For instance, some Western media outlets and Palestinian affairs "experts" and "analysts" deceptively describe the document as a sign of moderation and pragmatism on the part of Hamas.
While Hamas leaders proudly proclaim that there is no real change in their ideology and charter, some Westerners seem to have a sort of hearing disability when it comes to the truth of the terror movement.
Another Hamas leader, Ahmed Bahr, said at the rally that his movement remains strongly opposed to security coordination between Abbas's Palestinian Authority and Israel in the West Bank.
Bahr described the security coordination and the crackdown on Hamas supporters in the West Bank as a new Palestinian "Nakba" (Catastrophe) -- the term used by Palestinians and Arabs to describe the establishment of Israel in 1948.
Referring to Trump's upcoming visit to Jerusalem and Bethlehem, and reports that the U.S. administration was seeking to revive stalled peace talks between the PA and Israel, the top Hamas official said that Palestinians remain committed to the "resistance to liberate Palestine despite the conspiracies that are being concocted against them."
For Hamas and its allies, Trump's peace efforts are nothing less than a plot designed to force Palestinians to make unacceptable concessions to Israel. They will accept nothing but the elimination of Israel and its replacement with an Islamic state governed by Islamic sharia law.
Islamic Jihad leaders, for their part, said that Trump's upcoming visit to the Middle East was aimed at "forming a new alliance to preserve" Israel's interests. They believe that the purported alliance will consist of Israel, Abbas's PA and some Arab countries.
In the view of Islamic Jihad leader Mohammed al-Hindi, the Trump-engineered alliance would "create a new Nakba" for the Palestinians. "Palestine is the land of all Palestinians and part of our history," he declared. He too warned Abbas against any agreement that includes concessions to Israel.
Ignoring such threats issued by Palestinian terror groups is done only at one's extreme peril. These are not marginal factions with a limited following among Palestinians.
Rather, the ideology of Hamas and Islamic Jihad is widespread among the Palestinians and lives in the hearts and minds of many of them. These terror groups are popular not only in the Gaza Strip, but also among large sectors of Palestinians in the West Bank.
Just last week we received yet another reminder of Hamas's increased popularity in the West Bank when its supporters won -- for the third straight year -- the student council elections at Bir Zeit University near Ramallah. Hamas's victory in the university election has once again left Abbas and his loyalists bewildered.
The electoral showing is anything but confusing: it demonstrates with excruciating clarity that Hamas could easily take over any Palestinian state that the U.S. and the Europeans help create in the West Bank.
No one is more aware of this than Abbas -- in a situation that accounts for why he has spent the past decade blocking parliamentary and presidential elections. Above all, Abbas wishes to avoid his mistake of 2006, when Hamas won the parliamentary election.

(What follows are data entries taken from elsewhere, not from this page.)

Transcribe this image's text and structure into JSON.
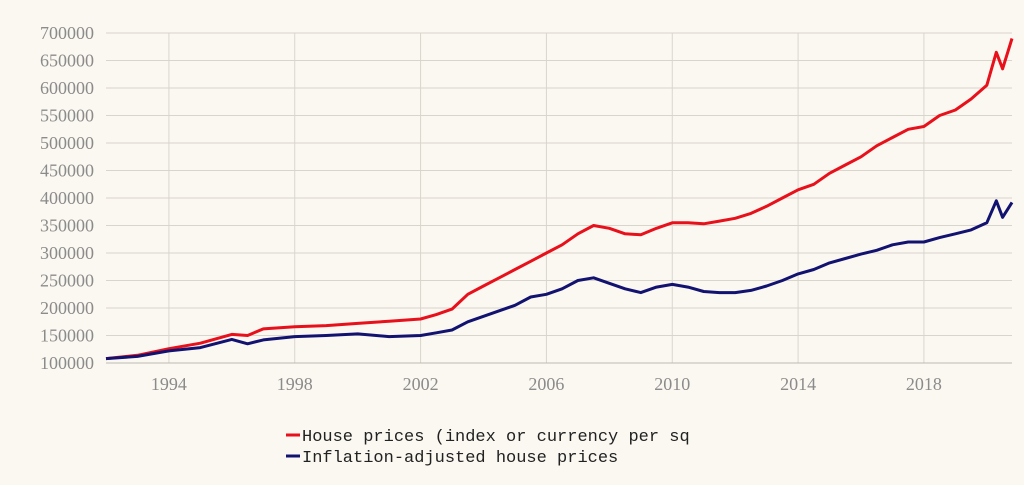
{
  "chart_data": {
    "type": "line",
    "title": "",
    "xlabel": "",
    "ylabel": "",
    "xlim": [
      1992.0,
      2020.8
    ],
    "ylim": [
      100000,
      700000
    ],
    "grid": true,
    "legend_position": "bottom-center",
    "x_ticks": [
      "1994",
      "1998",
      "2002",
      "2006",
      "2010",
      "2014",
      "2018"
    ],
    "y_ticks": [
      "100000",
      "150000",
      "200000",
      "250000",
      "300000",
      "350000",
      "400000",
      "450000",
      "500000",
      "550000",
      "600000",
      "650000",
      "700000"
    ],
    "series": [
      {
        "name": "House prices (index or currency per sq",
        "color": "#e8101a",
        "x": [
          1992.0,
          1993.0,
          1994.0,
          1995.0,
          1996.0,
          1996.5,
          1997.0,
          1998.0,
          1999.0,
          2000.0,
          2001.0,
          2002.0,
          2002.5,
          2003.0,
          2003.5,
          2004.0,
          2004.5,
          2005.0,
          2005.5,
          2006.0,
          2006.5,
          2007.0,
          2007.5,
          2008.0,
          2008.5,
          2009.0,
          2009.5,
          2010.0,
          2010.5,
          2011.0,
          2011.5,
          2012.0,
          2012.5,
          2013.0,
          2013.5,
          2014.0,
          2014.5,
          2015.0,
          2015.5,
          2016.0,
          2016.5,
          2017.0,
          2017.5,
          2018.0,
          2018.5,
          2019.0,
          2019.5,
          2020.0,
          2020.3,
          2020.5,
          2020.8
        ],
        "y": [
          108000,
          114000,
          126000,
          136000,
          152000,
          150000,
          162000,
          166000,
          168000,
          172000,
          176000,
          180000,
          188000,
          198000,
          225000,
          240000,
          255000,
          270000,
          285000,
          300000,
          315000,
          335000,
          350000,
          345000,
          335000,
          333000,
          345000,
          355000,
          355000,
          353000,
          358000,
          363000,
          372000,
          385000,
          400000,
          415000,
          425000,
          445000,
          460000,
          475000,
          495000,
          510000,
          525000,
          530000,
          550000,
          560000,
          580000,
          605000,
          665000,
          635000,
          690000
        ]
      },
      {
        "name": "Inflation-adjusted house prices",
        "color": "#121270",
        "x": [
          1992.0,
          1993.0,
          1994.0,
          1995.0,
          1996.0,
          1996.5,
          1997.0,
          1998.0,
          1999.0,
          2000.0,
          2001.0,
          2002.0,
          2002.5,
          2003.0,
          2003.5,
          2004.0,
          2004.5,
          2005.0,
          2005.5,
          2006.0,
          2006.5,
          2007.0,
          2007.5,
          2008.0,
          2008.5,
          2009.0,
          2009.5,
          2010.0,
          2010.5,
          2011.0,
          2011.5,
          2012.0,
          2012.5,
          2013.0,
          2013.5,
          2014.0,
          2014.5,
          2015.0,
          2015.5,
          2016.0,
          2016.5,
          2017.0,
          2017.5,
          2018.0,
          2018.5,
          2019.0,
          2019.5,
          2020.0,
          2020.3,
          2020.5,
          2020.8
        ],
        "y": [
          108000,
          112000,
          122000,
          128000,
          143000,
          135000,
          142000,
          148000,
          150000,
          153000,
          148000,
          150000,
          155000,
          160000,
          175000,
          185000,
          195000,
          205000,
          220000,
          225000,
          235000,
          250000,
          255000,
          245000,
          235000,
          228000,
          238000,
          243000,
          238000,
          230000,
          228000,
          228000,
          232000,
          240000,
          250000,
          262000,
          270000,
          282000,
          290000,
          298000,
          305000,
          315000,
          320000,
          320000,
          328000,
          335000,
          342000,
          355000,
          395000,
          365000,
          392000
        ]
      }
    ]
  }
}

For a start, Trump might ask Abbas precisely how he plans to cope with the threats by Hamas and Islamic Jihad and other Palestinian groups to destroy Israel and thwart any "treacherous" peace agreement with Israel.
Under the current circumstances, when Palestinians are radicalized against Israel on a daily basis and Hamas's popularity is skyrocketing, the talk about a two-state solution and peace sounds downright delusional.

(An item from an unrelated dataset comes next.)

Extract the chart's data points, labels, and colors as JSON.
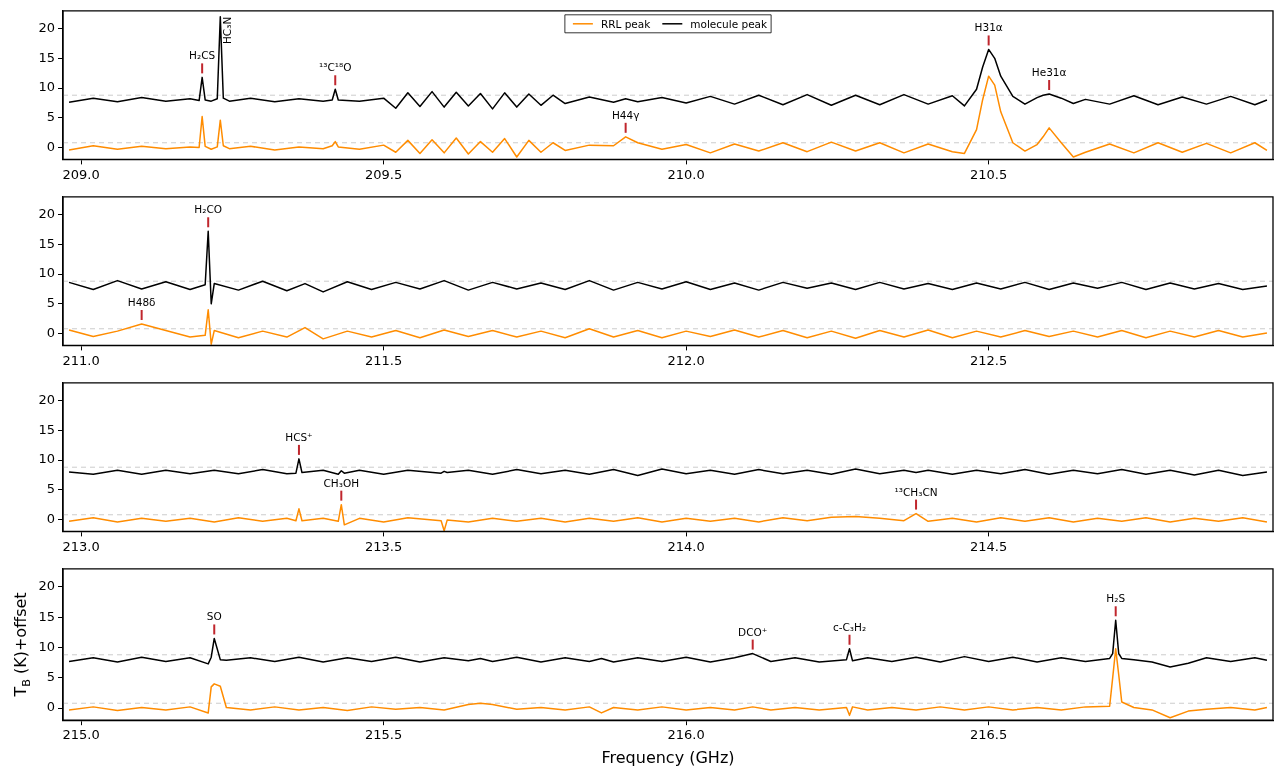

Abbas is a weak leader with precious little legitimacy among Palestinians. He would never survive any kind of real peace deal with Israel -- a reality that, ironically, he has done his very best to create.
Trump and his advisors might put aside the sweet talk of Abbas and his spokesmen, and listen instead for the unsettling truths voiced by other Palestinians such as Hamas and Islamic Jihad.
Alternatively, the West can continue to fantasize about a new Middle East in which Arabs and Muslims accept Israel's right to exist -- while in reality many of them are totally consumed by their attempts to raze it to the ground.